La crise sanitaire se transforme en crise économique. Le PIB (produit intérieur brut) est en chute de 8%, les déficits en hausse. Dans cet océan de mauvaises nouvelles, Forbes France vous propose une sélection de nouvelles qui redonnent du souffle.

Les bailleurs pros suspendent leurs loyers


Les grands bailleurs se mobilisent pour aider leurs locataires durement touchés par la crise sanitaire. Les membres de la fédération des sociétés immobilières et foncières (sfif), composée de sociétés immobilières cotées et non cotées, qui représentent en France 25 millions de m², soit 40% de l’immobilier tertiaire détenu par des institutionnels, ont ainsi suspendu automatiquement les loyers de toutes les PME et TPE qui ne peuvent pas exercer leur activité.

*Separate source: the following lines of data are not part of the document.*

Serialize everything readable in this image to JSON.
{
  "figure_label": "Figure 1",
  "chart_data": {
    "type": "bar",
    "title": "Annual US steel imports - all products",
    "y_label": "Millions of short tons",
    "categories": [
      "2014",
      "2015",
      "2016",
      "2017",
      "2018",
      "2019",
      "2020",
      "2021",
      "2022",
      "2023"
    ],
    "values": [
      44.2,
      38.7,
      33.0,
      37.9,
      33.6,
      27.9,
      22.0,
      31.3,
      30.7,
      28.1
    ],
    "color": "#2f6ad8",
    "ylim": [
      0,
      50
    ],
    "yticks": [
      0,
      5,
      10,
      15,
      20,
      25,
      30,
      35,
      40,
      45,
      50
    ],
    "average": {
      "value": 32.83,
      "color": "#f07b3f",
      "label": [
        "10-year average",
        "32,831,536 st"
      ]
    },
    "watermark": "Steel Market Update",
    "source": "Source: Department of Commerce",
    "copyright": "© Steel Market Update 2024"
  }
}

Cela représente près de 9 000 locataires, essentiellement des commerces, soit un montant total de loyer de plus de 180 millions d’euros.

De son coté, l’Afilog, association réunissant 120 membres, aux trois quarts des professionnels de l’immobilier logistique (investisseurs, promoteurs, développeurs), relaie l’appel à une solidarité entre bailleurs et petites entreprises locataires qui préconisent la suspension du recouvrement des loyers à partir du 1er avril (pour les périodes postérieures d’arrêt d’activité) pour les TPE et PME (moins de 250 salariés et moins de 50 millions d’euros de CA) appartenant à l’un des secteurs dont l’activité est interrompue en application de l’article 1er de l’arrêté du 15 mars 2020. « Lorsque l’activité reprendra, ces loyers et charges feront l’objet de différés de paiement ou d’étalements sans pénalité ni intérêts de retard et adaptés à la situation des entreprises en question », souligne le communiqué commun, qui relaie l’appel lancé par le Président de la République. Les bailleurs pourront étudier au cas par cas la situation d’entreprises d’autres secteurs dont l’activité est fortement impactée par la crise sanitaire.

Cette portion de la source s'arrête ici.